Gold has once again outshone other assets classes by powering to new highs above $1153, bringing the gains month-to-date to an astounding +10.2%. The move has been paralleled by rallies in most major and EM currencies against the USD (albeit to a less impressive extent), however underlining the disintegration of recent correlations, equity markets put in a rather mediocre performance on the whole.
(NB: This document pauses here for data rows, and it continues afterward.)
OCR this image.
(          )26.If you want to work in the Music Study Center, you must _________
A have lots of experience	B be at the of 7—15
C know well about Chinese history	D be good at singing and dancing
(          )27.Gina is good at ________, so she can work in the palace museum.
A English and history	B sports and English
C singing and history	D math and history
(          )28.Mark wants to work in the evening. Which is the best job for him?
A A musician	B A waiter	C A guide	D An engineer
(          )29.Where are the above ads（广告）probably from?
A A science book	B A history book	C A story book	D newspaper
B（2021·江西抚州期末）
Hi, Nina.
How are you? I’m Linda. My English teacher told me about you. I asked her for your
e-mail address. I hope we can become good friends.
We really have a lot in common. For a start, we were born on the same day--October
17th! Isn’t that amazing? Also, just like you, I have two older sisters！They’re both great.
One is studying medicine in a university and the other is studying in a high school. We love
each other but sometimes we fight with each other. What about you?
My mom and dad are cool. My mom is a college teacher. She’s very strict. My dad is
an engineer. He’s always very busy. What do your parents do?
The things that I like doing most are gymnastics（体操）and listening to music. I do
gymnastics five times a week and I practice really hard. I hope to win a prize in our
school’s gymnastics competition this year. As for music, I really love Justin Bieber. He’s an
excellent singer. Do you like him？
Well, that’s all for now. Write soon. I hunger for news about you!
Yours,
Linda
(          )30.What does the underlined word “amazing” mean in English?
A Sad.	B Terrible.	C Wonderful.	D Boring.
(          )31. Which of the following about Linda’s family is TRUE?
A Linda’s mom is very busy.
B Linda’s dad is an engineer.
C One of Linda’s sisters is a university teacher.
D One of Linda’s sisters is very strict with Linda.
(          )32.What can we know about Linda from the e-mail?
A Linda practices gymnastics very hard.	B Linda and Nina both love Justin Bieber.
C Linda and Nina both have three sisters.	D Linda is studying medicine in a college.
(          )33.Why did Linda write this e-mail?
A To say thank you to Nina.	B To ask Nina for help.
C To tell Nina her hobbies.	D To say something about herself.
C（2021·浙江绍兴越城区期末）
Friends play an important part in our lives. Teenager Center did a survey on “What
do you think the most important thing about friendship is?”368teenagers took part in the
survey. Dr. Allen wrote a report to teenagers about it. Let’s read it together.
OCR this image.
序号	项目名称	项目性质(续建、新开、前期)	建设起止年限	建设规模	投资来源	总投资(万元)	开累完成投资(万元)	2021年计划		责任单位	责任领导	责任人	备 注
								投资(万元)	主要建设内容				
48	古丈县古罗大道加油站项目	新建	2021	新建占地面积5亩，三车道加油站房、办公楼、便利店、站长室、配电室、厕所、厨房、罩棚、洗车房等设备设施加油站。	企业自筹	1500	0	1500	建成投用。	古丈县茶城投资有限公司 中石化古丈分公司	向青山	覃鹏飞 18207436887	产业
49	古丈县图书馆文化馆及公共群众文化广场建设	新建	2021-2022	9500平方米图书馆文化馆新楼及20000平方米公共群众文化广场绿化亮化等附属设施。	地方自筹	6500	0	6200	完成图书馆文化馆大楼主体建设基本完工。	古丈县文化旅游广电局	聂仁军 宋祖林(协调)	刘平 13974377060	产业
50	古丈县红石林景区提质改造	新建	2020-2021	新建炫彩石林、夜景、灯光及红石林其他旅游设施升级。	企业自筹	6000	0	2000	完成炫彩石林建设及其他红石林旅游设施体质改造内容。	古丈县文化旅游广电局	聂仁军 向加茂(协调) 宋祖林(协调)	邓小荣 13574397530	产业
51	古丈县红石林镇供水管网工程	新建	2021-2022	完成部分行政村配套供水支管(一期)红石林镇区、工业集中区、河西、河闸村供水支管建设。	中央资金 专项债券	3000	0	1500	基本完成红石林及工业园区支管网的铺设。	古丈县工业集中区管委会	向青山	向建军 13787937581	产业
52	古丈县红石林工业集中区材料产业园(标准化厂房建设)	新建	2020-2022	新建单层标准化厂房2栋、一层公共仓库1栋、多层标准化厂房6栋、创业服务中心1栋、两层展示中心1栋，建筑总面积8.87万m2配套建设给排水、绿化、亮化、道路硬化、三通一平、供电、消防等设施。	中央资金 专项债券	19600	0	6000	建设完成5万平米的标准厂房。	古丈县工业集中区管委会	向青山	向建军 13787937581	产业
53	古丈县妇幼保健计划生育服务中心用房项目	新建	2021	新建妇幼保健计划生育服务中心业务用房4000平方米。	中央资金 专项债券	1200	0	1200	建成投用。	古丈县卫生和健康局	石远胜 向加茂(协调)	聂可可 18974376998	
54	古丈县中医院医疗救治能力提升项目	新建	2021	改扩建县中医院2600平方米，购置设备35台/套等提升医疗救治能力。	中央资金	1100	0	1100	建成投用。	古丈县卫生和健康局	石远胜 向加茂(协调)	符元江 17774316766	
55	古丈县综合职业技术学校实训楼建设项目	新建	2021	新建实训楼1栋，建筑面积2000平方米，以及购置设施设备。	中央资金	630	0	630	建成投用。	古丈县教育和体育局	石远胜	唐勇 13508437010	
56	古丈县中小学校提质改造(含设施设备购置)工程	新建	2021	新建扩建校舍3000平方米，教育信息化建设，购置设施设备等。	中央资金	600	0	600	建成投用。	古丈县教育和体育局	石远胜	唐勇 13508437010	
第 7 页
Yesterday’s major news event was the publication of the Bank of England Minutes; revealing the recent decision to expand QE by GBP25bn was in fact determined by a 3-way split vote. Seven members were united in agreeing to the headline 25bn figure, but MPC member Dale voted for no further expansion to the existing 175bn asset purchase target, whilst David Miles wanted a larger increase of 40bn to bring the total to 215bn. While the latter figure may seem peculiar, it seems MPC member Miles was trying to propose a figure that would ensure the rate of asset purchases would remain constant going forward; indeed one of the explanations for the sharp GBP rally following the original meeting was the calculation that 25bn signified a slower pace of purchases and possible sign of an end to the stimulus programme. GBPUSD dropped 50 pips from 1.6825 to 1.6775 on a knee-jerk reaction to the vote details, and subsequent strong demand for EURGBP throughout the day put GBPUSD under pressure, dropping to a low of 1.6686. Today we await the release of yet another important piece of UK data, with Retail Sales for October estimated to have increased 0.5% MoM after last month’s disappointing 0.0% reading. With the week’s major data events winding down, this will be the last scheduled risk event capable of pushing GBP beyond technical levels at either 1.6840 upside resistance or 1.6650 downside support.
The release of US CPI figures confirmed an uptick in inflation from its depressed levels, posting a better than expected 0.2% MoM gain that dragged the annualized figure up to -0.2%. The event had limited effect in the currency markets; as yet again, policy-maker rhetoric stole the headlines. St Louis Fed President James Bullard (non-voter) was quoted on newswires as saying the Fed may not start to raise rates until early 2012. The comments were perceived as dovish from a member who is usually considered to be a centrist with hawkish tendencies. However, confusingly he also added that the memory of the housing bubble may push the Fed to start hiking rates sooner than in past recessions. On balance, his remarks have been interpreted as mildly USD positive, but range bound price action is still stubbornly ensconced and it seems unlikely that any scheduled data event in the remainder of the week will be sufficient to break defined ranges. This afternoon’s session looks unpromising with only weekly claims data, US Leading Indicators and the Philadelphia Fed survey – but given the last three days’ most salient moves have been triggered by Fed rhetoric (Bernanke, Yellen, Bullard), we remain conscious of speeches expected later from US speakers Geithner and Fisher, ECB’s Trichet and Gonzalez-Paramo, and Canada’s Carney.